While the PRO Act is not yet law (and likely will not be enacted wholesale, unless the Senate scuttles the filibuster), it is increasingly likely that certain portions of the PRO Act will find their way in to other legislation in the upcoming legislative sessions. Again, all of these developments are for one simple purpose: making it easier for unions to organize new groups of workers. As noted above, health care facilities, especially including long-term care facilities, have been a special focal point for many union organizing drives of late, with savvy union leaders leaning on the COVID-19 pandemic to make inroads with employees in the industry. A union-friendly Administration, NLRB, and Congress will only aid and embolden the SEIU and other unions seeking to organize health care workers to redouble their efforts.

What to Do?

  1. Get your union avoidance plan in place.
  2. Identify who your “supervisors” are (as defined by the National Labor Relations Act) and get them trained on identifying and dealing with union organizing. A “supervisor” cannot be represented by a union. They are also agents of your company, so training is key. They should be directed on what their role should be in avoiding union organizing and what they can and cannot do and say in the event that union organizing begins.

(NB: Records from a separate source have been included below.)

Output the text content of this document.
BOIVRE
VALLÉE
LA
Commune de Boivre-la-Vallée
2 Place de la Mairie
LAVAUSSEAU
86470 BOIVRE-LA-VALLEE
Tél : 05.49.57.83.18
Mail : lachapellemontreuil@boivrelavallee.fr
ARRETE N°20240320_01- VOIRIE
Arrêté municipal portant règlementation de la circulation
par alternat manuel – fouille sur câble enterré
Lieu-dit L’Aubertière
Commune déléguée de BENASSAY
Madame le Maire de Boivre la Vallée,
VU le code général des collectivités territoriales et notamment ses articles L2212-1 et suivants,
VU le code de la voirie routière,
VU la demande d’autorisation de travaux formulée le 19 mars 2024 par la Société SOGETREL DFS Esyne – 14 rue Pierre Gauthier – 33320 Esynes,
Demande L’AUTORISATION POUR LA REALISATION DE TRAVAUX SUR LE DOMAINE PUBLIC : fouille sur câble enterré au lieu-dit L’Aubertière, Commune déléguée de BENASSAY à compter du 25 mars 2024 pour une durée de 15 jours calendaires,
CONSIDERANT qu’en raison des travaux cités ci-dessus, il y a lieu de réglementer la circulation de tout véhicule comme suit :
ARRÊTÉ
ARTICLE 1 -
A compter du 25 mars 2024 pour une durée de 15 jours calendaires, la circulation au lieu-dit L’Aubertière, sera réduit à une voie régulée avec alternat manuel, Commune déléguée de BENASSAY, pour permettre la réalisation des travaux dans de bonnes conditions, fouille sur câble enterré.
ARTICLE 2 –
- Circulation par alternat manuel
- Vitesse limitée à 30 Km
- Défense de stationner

  3. Review policies for clarity, perceived unfairness, and employee relations. A union will often focus employees on (real or perceived) unfair policies or unequal implementation of work rules.
  4. Benchmark wages and benefits. A union will often promise more money. So, it is best to be prepared with a response.

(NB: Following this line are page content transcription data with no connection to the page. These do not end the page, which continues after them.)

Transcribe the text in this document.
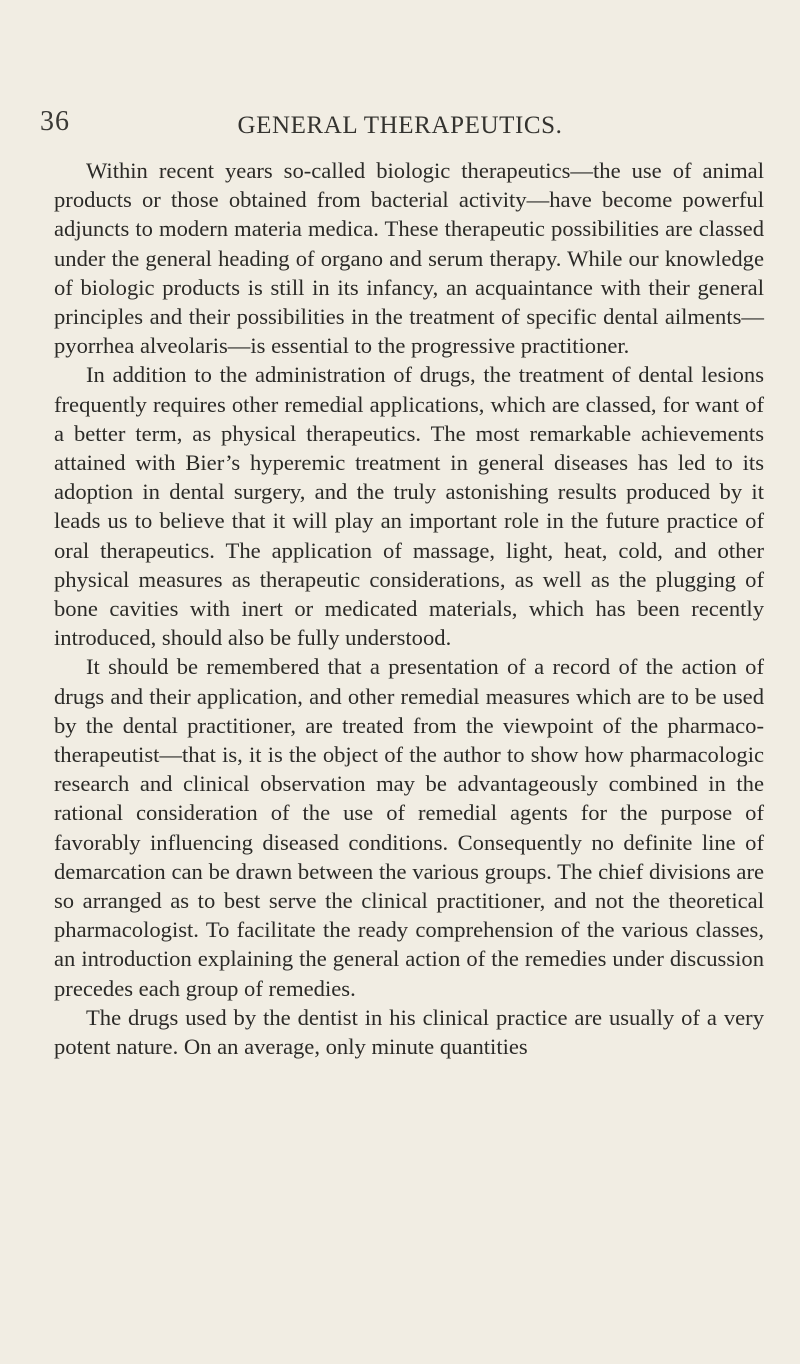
36	GENERAL THERAPEUTICS.

Within recent years so-called biologic therapeutics—the use of animal products or those obtained from bacterial activity—have become powerful adjuncts to modern materia medica. These therapeutic possibilities are classed under the general heading of organo and serum therapy. While our knowledge of biologic products is still in its infancy, an acquaintance with their general principles and their possibilities in the treatment of specific dental ailments—pyorrhea alveolaris—is essential to the progressive practitioner.

In addition to the administration of drugs, the treatment of dental lesions frequently requires other remedial applications, which are classed, for want of a better term, as physical therapeutics. The most remarkable achievements attained with Bier’s hyperemic treatment in general diseases has led to its adoption in dental surgery, and the truly astonishing results produced by it leads us to believe that it will play an important role in the future practice of oral therapeutics. The application of massage, light, heat, cold, and other physical measures as therapeutic considerations, as well as the plugging of bone cavities with inert or medicated materials, which has been recently introduced, should also be fully understood.

It should be remembered that a presentation of a record of the action of drugs and their application, and other remedial measures which are to be used by the dental practitioner, are treated from the viewpoint of the pharmaco-therapeutist—that is, it is the object of the author to show how pharmacologic research and clinical observation may be advantageously combined in the rational consideration of the use of remedial agents for the purpose of favorably influencing diseased conditions. Consequently no definite line of demarcation can be drawn between the various groups. The chief divisions are so arranged as to best serve the clinical practitioner, and not the theoretical pharmacologist. To facilitate the ready comprehension of the various classes, an introduction explaining the general action of the remedies under discussion precedes each group of remedies.

The drugs used by the dentist in his clinical practice are usually of a very potent nature. On an average, only minute quantities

  5. Identify employee relations problems now and deal with them before employees turn to a union. Get feedback from the group of employees who are vulnerable to union organization. Sometimes, it is as simple as tweaking a supervisor’s management-style.
  6. Train management on positive employee relations. Your supervisors need to know about the importance of providing regular feedback to employees and maintaining open communication with them.
  7. Get a communications plan in place in the event that union organizing begins or has begun.
  8. In light of current union tactics of staging demonstrations and strikes, even in support of organizing efforts, it also is advisable to have a comprehensive strike plan in place, especially once organizing efforts become known.

Being aware of the potential threat of union organizing at your workplace is not enough. Far too often employers are surprised when union organizing begins or a formal petition for recognition is filed. Assessment and planning are necessary now so that if the need arises, a response can be timely, effective, and within the parameters of the National Labor Relations Act.